I’m sitting on my couch, with the baby monitor next to me, listening to the raspy, wheezing breaths of my (almost) 10 month old daughter as she sleeps. She has an upper respiratory infection, fever, and an ear infection. This week, being a working mom has been harder than normal.
The fever hit Sunday night. 101.2. We slept in 20 minute increments all night long with a very clingy baby between us. (Sometimes we still bed share, it works for us, don’t judge.:)) Anyways, due to the lack of sleep and her high fever I decided to call my principal Monday morning and let her know that I would be staying home with my sick one. Sophie and I spent all day on the couch, crying. She cried because she didn’t feel good and was exhausted. I cried because she didn’t feel good and I was exhausted.
The fever persisted but, I had to go to work Tuesday. No one tells you, when you’re pregnant how awful “Mommy guilt” is. It’s a real thing. Sophie is almost 10 months old so, my crying spells have gotten fewer and farther in between but, Tuesday, I cried on the way to work. I just wanted to stay curled up with my sick baby and help her feel better. However, that is not my path. I am a working mom. We are very much a two-income family right now. I am fine with that! I love my job and my students but, I also love being at home with my daughter.
So today, I wake up to get ready for work and she still had fever and was starting to sound raspy and wheezy. I told my husband at that instant that he was going to have to take her to the doctor because I had to be at work (more mom guilt). All day long I’ve felt the guilt. My brain says, “I should be home with her. I should be taking her to the doctor. What if Jonathan (husband) doesn’t give the doctor all of the details? What if it’s something serious?”…Seriously, mom guilt. It’s the worst and it’s 100% self-inflicted.
In reality, my child is SO lucky and SO loved. Yes, I’d prefer to be home with her and meet all of her needs myself but, I don’t have to. I have a wonderful husband who will drop everything to care for our daughter.

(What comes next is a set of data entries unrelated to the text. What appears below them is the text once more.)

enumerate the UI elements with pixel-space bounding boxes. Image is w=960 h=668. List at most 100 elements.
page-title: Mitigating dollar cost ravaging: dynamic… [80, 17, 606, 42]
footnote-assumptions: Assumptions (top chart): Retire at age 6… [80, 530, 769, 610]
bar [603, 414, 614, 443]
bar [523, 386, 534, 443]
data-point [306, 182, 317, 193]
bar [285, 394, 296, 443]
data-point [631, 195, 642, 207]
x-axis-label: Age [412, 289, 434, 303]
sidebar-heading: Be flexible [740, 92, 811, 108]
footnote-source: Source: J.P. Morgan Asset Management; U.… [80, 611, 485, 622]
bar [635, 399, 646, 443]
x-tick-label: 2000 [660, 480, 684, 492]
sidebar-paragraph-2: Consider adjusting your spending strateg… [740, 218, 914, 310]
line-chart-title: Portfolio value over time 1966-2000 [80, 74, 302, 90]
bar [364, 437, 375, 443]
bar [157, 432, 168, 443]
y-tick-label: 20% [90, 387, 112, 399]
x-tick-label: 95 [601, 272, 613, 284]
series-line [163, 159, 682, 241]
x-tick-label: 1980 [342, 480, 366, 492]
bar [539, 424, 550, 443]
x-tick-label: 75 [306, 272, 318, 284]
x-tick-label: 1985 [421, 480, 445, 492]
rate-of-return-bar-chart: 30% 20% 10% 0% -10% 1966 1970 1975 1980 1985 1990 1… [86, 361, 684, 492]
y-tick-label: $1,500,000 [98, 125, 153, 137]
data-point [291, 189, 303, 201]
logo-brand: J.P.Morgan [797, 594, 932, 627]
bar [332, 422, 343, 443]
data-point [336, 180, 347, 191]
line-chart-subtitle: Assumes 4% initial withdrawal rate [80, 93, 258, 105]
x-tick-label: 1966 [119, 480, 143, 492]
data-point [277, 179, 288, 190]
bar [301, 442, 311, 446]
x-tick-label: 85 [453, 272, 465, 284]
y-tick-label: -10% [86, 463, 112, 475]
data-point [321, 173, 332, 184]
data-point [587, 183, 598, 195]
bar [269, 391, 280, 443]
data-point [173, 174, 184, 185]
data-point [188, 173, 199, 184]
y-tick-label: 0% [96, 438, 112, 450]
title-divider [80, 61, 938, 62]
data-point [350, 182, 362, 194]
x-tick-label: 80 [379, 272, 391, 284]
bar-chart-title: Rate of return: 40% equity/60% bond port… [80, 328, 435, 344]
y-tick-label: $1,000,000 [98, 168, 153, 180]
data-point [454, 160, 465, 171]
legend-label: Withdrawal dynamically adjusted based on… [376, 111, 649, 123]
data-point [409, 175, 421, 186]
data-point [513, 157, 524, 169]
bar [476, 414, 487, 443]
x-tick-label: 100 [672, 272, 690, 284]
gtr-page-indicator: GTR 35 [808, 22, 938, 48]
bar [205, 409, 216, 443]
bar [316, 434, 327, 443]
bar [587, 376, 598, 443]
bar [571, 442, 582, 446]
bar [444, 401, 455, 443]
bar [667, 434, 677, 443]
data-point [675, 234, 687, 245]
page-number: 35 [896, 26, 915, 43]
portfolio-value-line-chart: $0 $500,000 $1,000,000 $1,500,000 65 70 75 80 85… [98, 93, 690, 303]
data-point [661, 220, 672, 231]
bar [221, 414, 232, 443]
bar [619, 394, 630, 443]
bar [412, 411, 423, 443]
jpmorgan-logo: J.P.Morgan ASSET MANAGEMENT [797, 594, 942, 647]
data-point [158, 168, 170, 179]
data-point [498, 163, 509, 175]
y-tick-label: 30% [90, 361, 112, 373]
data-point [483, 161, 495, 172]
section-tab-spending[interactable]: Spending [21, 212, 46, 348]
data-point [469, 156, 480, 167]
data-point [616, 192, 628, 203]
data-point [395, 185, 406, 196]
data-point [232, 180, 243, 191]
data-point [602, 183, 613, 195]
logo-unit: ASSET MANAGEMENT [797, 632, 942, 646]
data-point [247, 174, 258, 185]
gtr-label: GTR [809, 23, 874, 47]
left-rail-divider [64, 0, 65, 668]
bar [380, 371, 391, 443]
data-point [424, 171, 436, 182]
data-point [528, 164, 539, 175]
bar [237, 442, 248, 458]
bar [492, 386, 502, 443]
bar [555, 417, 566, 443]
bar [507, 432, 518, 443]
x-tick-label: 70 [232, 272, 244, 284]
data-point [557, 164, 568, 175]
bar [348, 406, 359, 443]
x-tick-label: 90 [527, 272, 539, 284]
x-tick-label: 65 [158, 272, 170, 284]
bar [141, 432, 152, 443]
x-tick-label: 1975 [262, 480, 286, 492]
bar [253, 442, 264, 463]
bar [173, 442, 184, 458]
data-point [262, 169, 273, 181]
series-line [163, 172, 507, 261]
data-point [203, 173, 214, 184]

His amazing mom watches Sophie daily and takes such good care of her. His dad is his boss and lets him have a flexible schedule when things like a sick baby happen. My mom and sister have also dropped everything and driven an hour to come watch Sophie or be with her if we needed them to. We have friends and family that pray for all three of us.
I. Am. Not. Alone. Here. I don’t have to feel guilty. She is taken care of all day, every day, by people that love her (and me) unconditionally. I know that. My brain knows that.
One day, that will sink in and the guilt I feel for leaving her will subside. As I sit here and listen to her pitiful, raspy breathing, I just can’t say today is that day.